A sad progression, and it's real. Both of us (Tim and Jeff) have experiences confirming Rod and Ben's SCUMmy Test Progression. At each step along the progression it becomes harder to salvage the testing effort. Plenty of teams have started rough, but have recovered before reaching the bottom of the progression.

One possible lesson: it's cheaper to have no tests than to have bad tests. A better lesson: life is too short to settle for crummy tests.

The flip side of this card lists some therapeutic strategies for each downward step:
  • Only integration tests are written -> Learn unit testing. This also ties in with a better understanding of (and adherence to) the SRP and LoD. Consider hiring a short term coach to teach healthy habits in the team, or invest in better reading materials and the time to absorb the material. Attend a training session.
  • Overall suite time slows -> Break into "slow/fast" suites. Establish a time limit for the fast suite, and strive to keep the fast suite large and fast. Thousands of unit tests can easily run in under 10 seconds. Consider a tool like Infinitest to help keep tests running fast (but note that everything works better in a system that exhibits low coupling).
  • Tests are run less often -> Report test timeouts as build failures. The measures you institute will be arbitrary, but the key focus is on continually monitoring the health of your test suite. If the suite slows dramatically, developers will soon skimp on testing.
  • Tests are disabled -> Monitor coverage. New functionality should have coverage in the mid-to-high-90% range, and the rest of the system should exhibit stable or increasing coverage. System changes resulting in reductions in coverage should be rejected. Integration tests provide broad coverage, but you should either replace these with unit tests or elevate them to acceptance tests. You should otherwise delete disabled tests.
  • Bugs become commonplace -> Always write tests to "cover" a bug. These tests should always be written first, a la TDD. A defect is evidence of inadequate test coverage. Make sure you always track defects and understand the root cause of each and every one! Insist that these tests be fast tests.
  • Value of automated testing is questioned -> Commit to TDD, Acceptance Testing, Refactoring. Committing to TDD means learning how to do it properly--it is of low or negative value otherwise! Also note that many "regressions" are rooted in code duplication. Refactoring to eliminate duplication is critical for quality improvement. It is reasonable that a quality crisis causes a reduction in new features production.
  • Team quits testing in disgust -> Don't wait until it's too late!

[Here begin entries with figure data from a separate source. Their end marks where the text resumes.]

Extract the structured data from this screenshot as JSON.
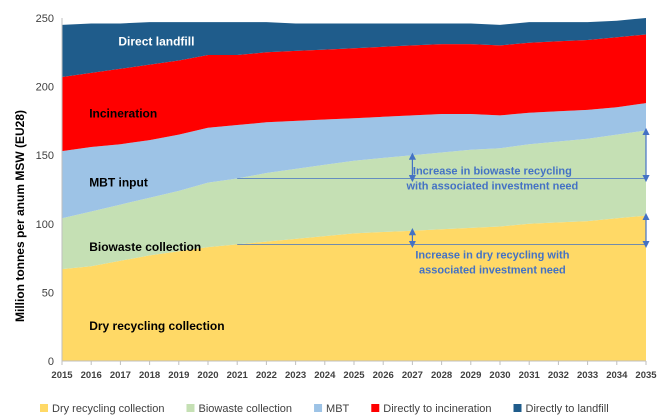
{
  "chart_data": {
    "type": "area",
    "stacked": true,
    "title": "",
    "ylabel": "Million tonnes per anum MSW (EU28)",
    "xlabel": "",
    "ylim": [
      0,
      250
    ],
    "yticks": [
      0,
      50,
      100,
      150,
      200,
      250
    ],
    "x": [
      "2015",
      "2016",
      "2017",
      "2018",
      "2019",
      "2020",
      "2021",
      "2022",
      "2023",
      "2024",
      "2025",
      "2026",
      "2027",
      "2028",
      "2029",
      "2030",
      "2031",
      "2032",
      "2033",
      "2034",
      "2035"
    ],
    "series": [
      {
        "name": "Dry recycling collection",
        "key": "dry",
        "color": "#FFD966",
        "values": [
          67,
          69,
          73,
          77,
          80,
          83,
          85,
          87,
          89,
          91,
          93,
          94,
          95,
          96,
          97,
          98,
          100,
          101,
          102,
          104,
          106
        ]
      },
      {
        "name": "Biowaste collection",
        "key": "bio",
        "color": "#C5E0B4",
        "values": [
          37,
          40,
          41,
          42,
          44,
          47,
          48,
          50,
          51,
          52,
          53,
          54,
          55,
          56,
          57,
          57,
          58,
          59,
          60,
          61,
          62
        ]
      },
      {
        "name": "MBT",
        "key": "mbt",
        "color": "#9DC3E6",
        "values": [
          49,
          47,
          44,
          42,
          41,
          40,
          39,
          37,
          35,
          33,
          31,
          30,
          29,
          28,
          26,
          24,
          23,
          22,
          21,
          20,
          20
        ]
      },
      {
        "name": "Directly to incineration",
        "key": "inc",
        "color": "#FF0000",
        "values": [
          54,
          54,
          55,
          55,
          54,
          53,
          51,
          51,
          51,
          51,
          51,
          51,
          51,
          51,
          51,
          51,
          51,
          51,
          51,
          51,
          50
        ]
      },
      {
        "name": "Directly to landfill",
        "key": "lf",
        "color": "#1F5C8B",
        "values": [
          38,
          36,
          33,
          31,
          28,
          24,
          24,
          22,
          20,
          19,
          18,
          17,
          16,
          15,
          15,
          15,
          15,
          14,
          13,
          12,
          12
        ]
      }
    ],
    "area_labels": [
      {
        "text": "Direct landfill",
        "series": "lf",
        "color": "#ffffff"
      },
      {
        "text": "Incineration",
        "series": "inc",
        "color": "#000000"
      },
      {
        "text": "MBT input",
        "series": "mbt",
        "color": "#000000"
      },
      {
        "text": "Biowaste collection",
        "series": "bio",
        "color": "#000000"
      },
      {
        "text": "Dry recycling collection",
        "series": "dry",
        "color": "#000000"
      }
    ],
    "annotations": [
      {
        "key": "bio",
        "lines": [
          "Increase in biowaste recycling",
          "with associated investment need"
        ],
        "color": "#4472C4",
        "from_year": "2021",
        "baseline_value": 133
      },
      {
        "key": "dry",
        "lines": [
          "Increase in dry recycling with",
          "associated investment need"
        ],
        "color": "#4472C4",
        "from_year": "2021",
        "baseline_value": 85
      }
    ],
    "legend_position": "bottom",
    "grid": false
  }
}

If a team's gotten to this point of admitting defeat, it's often too late--management won't normally tolerate a second attempt at what they think is the same thing.

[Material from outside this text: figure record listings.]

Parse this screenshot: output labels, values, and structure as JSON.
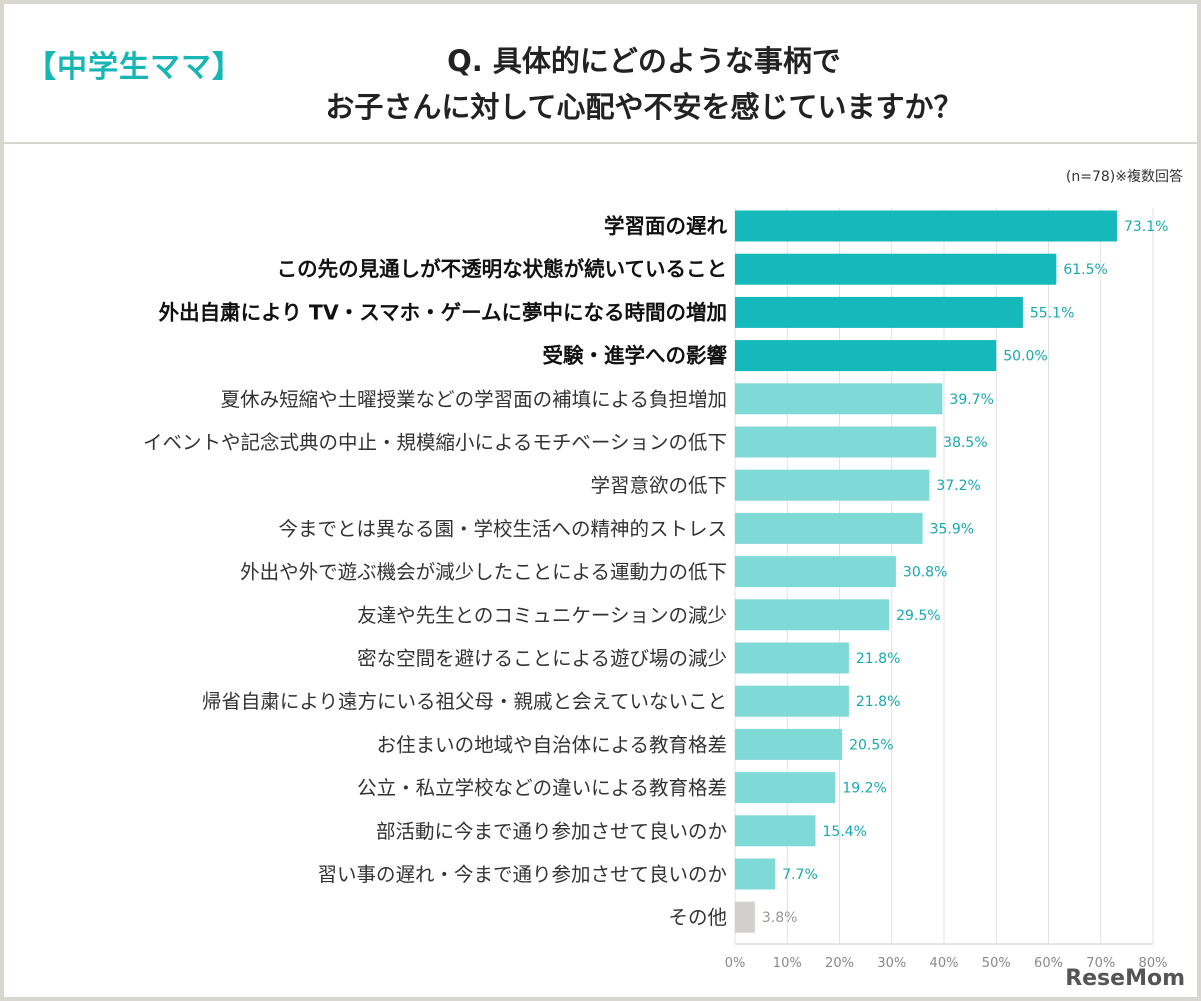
{
  "header": {
    "tag": "【中学生ママ】",
    "title_line1": "Q. 具体的にどのような事柄で",
    "title_line2": "お子さんに対して心配や不安を感じていますか？"
  },
  "note": "(n=78)※複数回答",
  "logo": "ReseMom",
  "colors": {
    "top4": "#15b8bb",
    "normal": "#7fd9d6",
    "other": "#d3cfcd",
    "value_text": "#18a8b0",
    "other_text": "#999999"
  },
  "chart_data": {
    "type": "bar",
    "orientation": "horizontal",
    "categories": [
      "学習面の遅れ",
      "この先の見通しが不透明な状態が続いていること",
      "外出自粛により TV・スマホ・ゲームに夢中になる時間の増加",
      "受験・進学への影響",
      "夏休み短縮や土曜授業などの学習面の補填による負担増加",
      "イベントや記念式典の中止・規模縮小によるモチベーションの低下",
      "学習意欲の低下",
      "今までとは異なる園・学校生活への精神的ストレス",
      "外出や外で遊ぶ機会が減少したことによる運動力の低下",
      "友達や先生とのコミュニケーションの減少",
      "密な空間を避けることによる遊び場の減少",
      "帰省自粛により遠方にいる祖父母・親戚と会えていないこと",
      "お住まいの地域や自治体による教育格差",
      "公立・私立学校などの違いによる教育格差",
      "部活動に今まで通り参加させて良いのか",
      "習い事の遅れ・今まで通り参加させて良いのか",
      "その他"
    ],
    "values": [
      73.1,
      61.5,
      55.1,
      50.0,
      39.7,
      38.5,
      37.2,
      35.9,
      30.8,
      29.5,
      21.8,
      21.8,
      20.5,
      19.2,
      15.4,
      7.7,
      3.8
    ],
    "value_labels": [
      "73.1%",
      "61.5%",
      "55.1%",
      "50.0%",
      "39.7%",
      "38.5%",
      "37.2%",
      "35.9%",
      "30.8%",
      "29.5%",
      "21.8%",
      "21.8%",
      "20.5%",
      "19.2%",
      "15.4%",
      "7.7%",
      "3.8%"
    ],
    "highlight_top": 4,
    "xlim": [
      0,
      80
    ],
    "xticks": [
      "0%",
      "10%",
      "20%",
      "30%",
      "40%",
      "50%",
      "60%",
      "70%",
      "80%"
    ],
    "grid": true
  }
}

In the adoption of unit testing, a few training sessions and a little time with a good coach can make all the difference in the world.

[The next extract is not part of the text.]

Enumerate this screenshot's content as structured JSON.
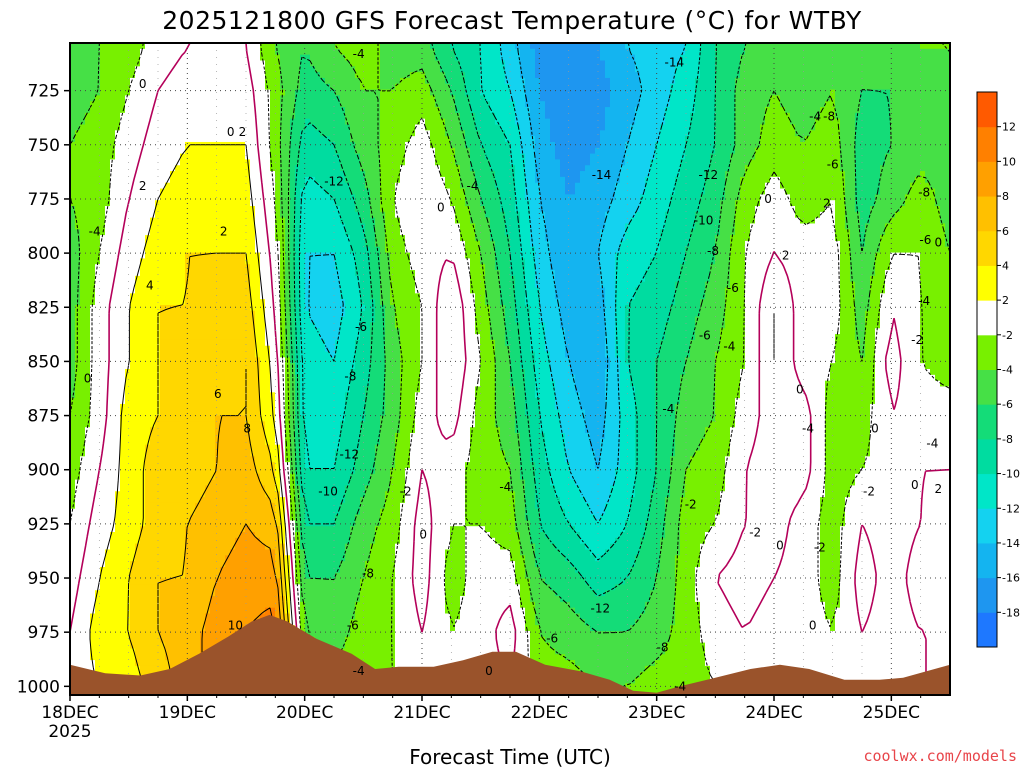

If you must self-coach, then ensure that team members don't view TDD as simply "management forcing programmers to test their code." Ensure that programmers understand the significant design and documentation benefits that TDD can deliver. Ensure they understand the scalability advantages of fast automated tests over manual testing.

A team that understands TDD and strives to attain the benefits it offers will avoid the Bad Test Death Spiral.